Rick Sarre writes in The Conversation (5.6.18) that simply having an offence of industrial manslaughter on the statute books cannot by itself lower workplace death rates.
‘In May, Victorian Premier Daniel Andrews announced that a re-elected Labor government would legislate for a new criminal offence of workplace manslaughter.
‘Designed to severely punish companies that cause industrial deaths, penalties would not only include far greater fines than currently exist but, significantly, could result in 20 years’ imprisonment for employers whose negligence has caused the deaths of their workers, visitors to a workplace, or passersby. Andrews said: “It’s my sincerest hope that these laws will never need to be used … that instead, they’ll change our workplaces and change our culture.”

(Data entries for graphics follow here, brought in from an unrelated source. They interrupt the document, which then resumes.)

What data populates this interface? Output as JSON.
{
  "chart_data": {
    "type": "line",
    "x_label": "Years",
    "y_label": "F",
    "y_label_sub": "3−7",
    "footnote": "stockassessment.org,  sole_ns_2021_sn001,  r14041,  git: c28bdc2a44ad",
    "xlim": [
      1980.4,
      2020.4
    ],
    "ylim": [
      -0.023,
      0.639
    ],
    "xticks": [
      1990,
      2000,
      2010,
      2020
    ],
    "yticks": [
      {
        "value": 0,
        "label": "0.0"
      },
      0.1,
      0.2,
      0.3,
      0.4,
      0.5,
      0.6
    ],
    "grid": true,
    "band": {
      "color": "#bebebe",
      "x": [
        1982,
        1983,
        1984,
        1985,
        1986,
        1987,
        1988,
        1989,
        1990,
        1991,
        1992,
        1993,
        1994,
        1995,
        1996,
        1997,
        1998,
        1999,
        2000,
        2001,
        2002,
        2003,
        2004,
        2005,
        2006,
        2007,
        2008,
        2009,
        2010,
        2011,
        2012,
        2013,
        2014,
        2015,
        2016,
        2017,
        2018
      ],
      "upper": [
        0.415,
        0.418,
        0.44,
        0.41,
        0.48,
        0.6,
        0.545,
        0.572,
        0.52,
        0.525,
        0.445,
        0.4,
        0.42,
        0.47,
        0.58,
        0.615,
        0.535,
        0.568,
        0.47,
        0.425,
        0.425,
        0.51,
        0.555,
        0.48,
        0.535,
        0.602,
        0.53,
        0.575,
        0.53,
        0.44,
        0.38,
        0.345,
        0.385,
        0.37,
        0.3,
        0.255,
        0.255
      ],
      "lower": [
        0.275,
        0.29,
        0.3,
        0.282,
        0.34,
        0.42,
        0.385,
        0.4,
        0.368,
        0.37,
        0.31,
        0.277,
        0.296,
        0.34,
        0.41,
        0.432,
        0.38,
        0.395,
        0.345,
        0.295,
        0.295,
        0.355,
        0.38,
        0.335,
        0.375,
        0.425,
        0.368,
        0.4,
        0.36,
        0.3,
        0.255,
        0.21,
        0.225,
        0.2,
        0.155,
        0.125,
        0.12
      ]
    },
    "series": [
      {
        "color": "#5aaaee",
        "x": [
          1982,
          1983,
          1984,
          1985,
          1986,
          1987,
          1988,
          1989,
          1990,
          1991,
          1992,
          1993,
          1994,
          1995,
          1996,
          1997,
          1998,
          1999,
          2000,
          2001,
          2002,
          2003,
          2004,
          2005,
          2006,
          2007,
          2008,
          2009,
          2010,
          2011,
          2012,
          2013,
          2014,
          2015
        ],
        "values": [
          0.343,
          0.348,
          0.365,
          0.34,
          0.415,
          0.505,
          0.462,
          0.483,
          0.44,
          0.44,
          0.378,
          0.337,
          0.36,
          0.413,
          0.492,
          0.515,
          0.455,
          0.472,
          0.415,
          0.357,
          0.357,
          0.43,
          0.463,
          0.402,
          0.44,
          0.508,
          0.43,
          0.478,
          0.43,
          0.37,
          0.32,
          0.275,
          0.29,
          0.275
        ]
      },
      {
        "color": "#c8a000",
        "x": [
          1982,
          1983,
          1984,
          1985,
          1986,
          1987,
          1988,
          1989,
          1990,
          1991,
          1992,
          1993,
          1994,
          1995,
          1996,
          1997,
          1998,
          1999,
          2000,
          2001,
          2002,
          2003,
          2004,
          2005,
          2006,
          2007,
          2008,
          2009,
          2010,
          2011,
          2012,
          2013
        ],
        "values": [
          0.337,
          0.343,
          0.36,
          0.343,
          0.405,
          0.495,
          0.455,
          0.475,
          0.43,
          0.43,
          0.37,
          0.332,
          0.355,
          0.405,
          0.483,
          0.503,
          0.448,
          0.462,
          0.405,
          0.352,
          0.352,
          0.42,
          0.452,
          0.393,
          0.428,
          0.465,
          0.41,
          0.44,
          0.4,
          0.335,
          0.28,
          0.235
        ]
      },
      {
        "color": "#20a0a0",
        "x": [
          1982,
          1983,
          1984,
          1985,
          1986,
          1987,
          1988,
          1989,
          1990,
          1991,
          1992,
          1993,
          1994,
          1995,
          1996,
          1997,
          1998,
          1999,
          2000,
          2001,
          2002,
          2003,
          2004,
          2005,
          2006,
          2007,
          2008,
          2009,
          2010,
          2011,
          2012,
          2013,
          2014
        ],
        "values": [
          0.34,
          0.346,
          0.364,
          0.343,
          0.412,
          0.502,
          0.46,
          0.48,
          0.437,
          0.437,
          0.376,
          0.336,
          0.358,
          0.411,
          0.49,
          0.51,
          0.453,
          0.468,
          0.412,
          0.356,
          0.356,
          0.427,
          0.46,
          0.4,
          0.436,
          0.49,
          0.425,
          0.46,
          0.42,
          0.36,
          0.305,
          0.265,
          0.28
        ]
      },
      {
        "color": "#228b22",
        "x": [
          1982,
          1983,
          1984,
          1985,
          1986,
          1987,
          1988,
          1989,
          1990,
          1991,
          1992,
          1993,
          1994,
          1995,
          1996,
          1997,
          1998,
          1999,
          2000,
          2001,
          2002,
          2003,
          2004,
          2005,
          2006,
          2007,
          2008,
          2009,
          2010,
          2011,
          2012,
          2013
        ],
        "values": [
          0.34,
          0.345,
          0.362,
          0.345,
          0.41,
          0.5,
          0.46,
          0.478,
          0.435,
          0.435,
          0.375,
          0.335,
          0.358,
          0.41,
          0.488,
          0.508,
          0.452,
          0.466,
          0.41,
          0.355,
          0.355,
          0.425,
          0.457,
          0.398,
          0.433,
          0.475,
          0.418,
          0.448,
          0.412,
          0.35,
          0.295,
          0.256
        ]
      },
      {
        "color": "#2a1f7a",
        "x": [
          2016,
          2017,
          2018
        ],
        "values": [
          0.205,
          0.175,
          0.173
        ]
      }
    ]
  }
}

‘The announcement was met with a standing ovation by delegates at the Labor conference. John Setka, the state secretary for the Construction, Forestry, Mining and Energy Union, was gleeful: “The current arrangements, there’s so many loopholes there. [S]ome employers … can kill people and never see the inside of a court. Or pay some fine somewhere … it’s almost become like a bit of a joke.”
‘Andrews’ idea is hardly new. Workplace (or “industrial”) manslaughter bills have been debated in Australian parliaments over many years. They have also found their way into the law, but only in two jurisdictions: Queensland and the ACT.
‘… It is often said that the mere mention of industrial manslaughter laws (with imprisonment as a possible result) raises the likelihood that collaboration between employers and employees will stall. And this would be to the detriment of health and safety in the workplace generally.’